As markets have performed well since March 2020 lows, it is a good time to reiterate why we engage in Financial Planning. Quite simply, we plan to control the things we can. We cannot control when the next external shock will occur such as a war, natural disaster, or political surprise. We cannot control what the economy will do or when interest rates will rise. The philosophy of financial planning is to put these things aside and take a proactive and comprehensive approach towards the things we can control. They include:
- How much to save before retirement. Knowing what savings rate is necessary now to maintain your family’s lifestyle later is essential to improving future outcomes regardless of what happens with markets from year to year. This ingredient varies dramatically based on one’s expected lifestyle, time in retirement, and expected longevity.
- How much to spend in retirement. Markets could perform spectacularly year after year. But if one overspends versus their assets and time in retirement, they can still stress their finances. Conversely, having the knowledge you are likely to pass with substantial assets could enable you to consider a range of options beforehand such as spending more, gifting to family sooner, or giving to charity.
- Asset allocation. People often think of asset allocation as simply another form of diversification. We at CIC view it as a way to properly align one’s portfolio to their risk tolerance and “time-weight” the portfolio to correlate with projected spending. Done correctly, asset allocation should not be an arbitrary decision. It should align the proportion of stocks, bonds, and cash/cash equivalents to the specific family’s spending needs as outlined in their financial plan. This helps ensure one has the cash they need lined up for when they need it while avoiding having to sell stocks low. Asset allocation also allows stocks the time they need to ride out volatility and recover from market corrections.
- Investment selection and diversification. Investments are as varied as the world they represent. Ensuring you are diversified by geography and market segment helps protect a portfolio from irrecoverable loss during down markets while capturing upside regardless of what shiny object the financial media happens to be chasing at any given moment. ETFs and Mutual funds can then be screened for performance, cost, and focus versus peers. Stocks can be screened for cash flow, debt levels, and a variety of other financial metrics.

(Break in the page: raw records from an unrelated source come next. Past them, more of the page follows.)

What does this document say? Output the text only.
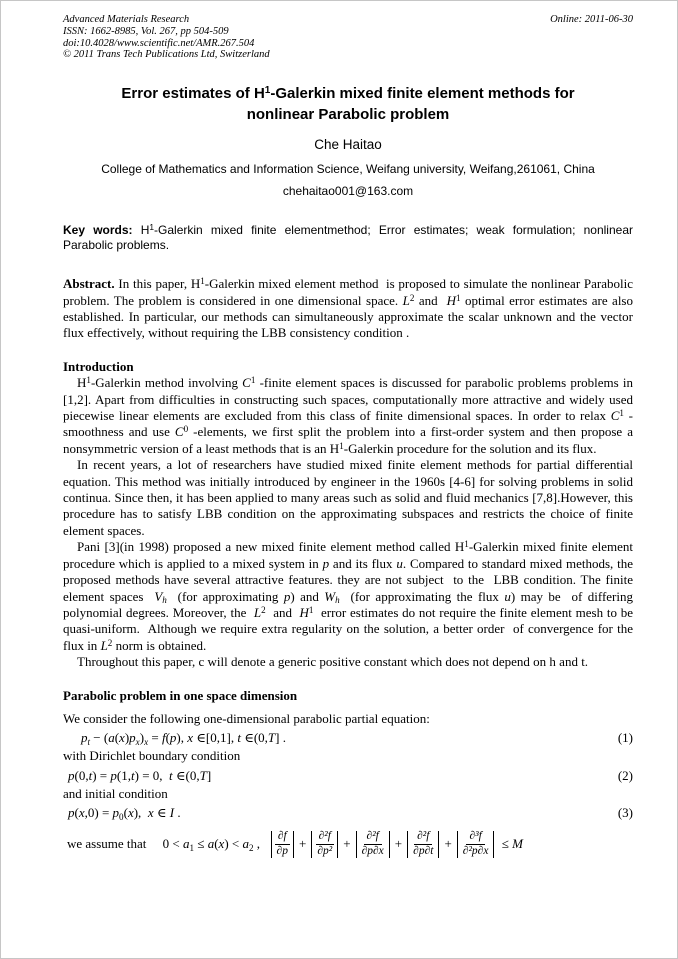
Advanced Materials Research
ISSN: 1662-8985, Vol. 267, pp 504-509
doi:10.4028/www.scientific.net/AMR.267.504
© 2011 Trans Tech Publications Ltd, Switzerland
Online: 2011-06-30
Error estimates of $H^1$-Galerkin mixed finite element methods for
nonlinear Parabolic problem
Che Haitao
College of Mathematics and Information Science, Weifang university, Weifang,261061, China
chehaitao001@163.com
Key words: $H^1$-Galerkin mixed finite elementmethod; Error estimates; weak formulation; nonlinear Parabolic problems.
Abstract. In this paper, $H^1$-Galerkin mixed element method  is proposed to simulate the nonlinear Parabolic problem. The problem is considered in one dimensional space. $L^2$ and  $H^1$ optimal error estimates are also established. In particular, our methods can simultaneously approximate the scalar unknown and the vector flux effectively, without requiring the LBB consistency condition .
Introduction

$H^1$-Galerkin method involving $C^1$ -finite element spaces is discussed for parabolic problems problems in [1,2]. Apart from difficulties in constructing such spaces, computationally more attractive and widely used piecewise linear elements are excluded from this class of finite dimensional spaces. In order to relax $C^1$ -smoothness and use $C^0$ -elements, we first split the problem into a first-order system and then propose a nonsymmetric version of a least methods that is an $H^1$-Galerkin procedure for the solution and its flux.

In recent years, a lot of researchers have studied mixed finite element methods for partial differential equation. This method was initially introduced by engineer in the 1960s [4-6] for solving problems in solid continua. Since then, it has been applied to many areas such as solid and fluid mechanics [7,8].However, this procedure has to satisfy LBB condition on the approximating subspaces and restricts the choice of finite element spaces.

Pani [3](in 1998) proposed a new mixed finite element method called $H^1$-Galerkin mixed finite element procedure which is applied to a mixed system in p and its flux u. Compared to standard mixed methods, the proposed methods have several attractive features. they are not subject  to the  LBB condition. The finite element spaces  Vh  (for approximating p) and Wh  (for approximating the flux u) may be  of differing polynomial degrees. Moreover, the  $L^2$  and  $H^1$  error estimates do not require the finite element mesh to be quasi-uniform.  Although we require extra regularity on the solution, a better order  of convergence for the flux in $L^2$ norm is obtained.

Throughout this paper, c will denote a generic positive constant which does not depend on h and t.

Parabolic problem in one space dimension
We consider the following one-dimensional parabolic partial equation:
pt − (a(x)px)x = f(p), x ∈[0,1], t ∈(0,T] .	(1)
with Dirichlet boundary condition
p(0,t) = p(1,t) = 0,  t ∈(0,T]	(2)
and initial condition
p(x,0) = p0(x),  x ∈ I .	(3)
we assume that     0 < a1 ≤ a(x) < a2 , $\frac{\partial f}{\partial p} + \frac{\text{∂²f}}{\text{∂p²}} + \frac{\text{∂²f}}{\partial p\partial x} + \frac{\text{∂²f}}{\partial p\partial t} + \frac{\text{∂³f}}{\text{∂²p∂x}} \le M$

- Estate planning. Estate planning can be used to make strategic decisions now on the future of assets depending on the projected growth of one’s estate over time. This can include different strategies depending on family structure, attitudes, and values towards wealth.
Markets have been growing rather consistently since the March 2020 COVID lows and it can be easy to get complacent. Having a Financial Plan means you have already taken steps to mitigate the impact of the next down market by aligning your assets to the goals in your Financial Plan.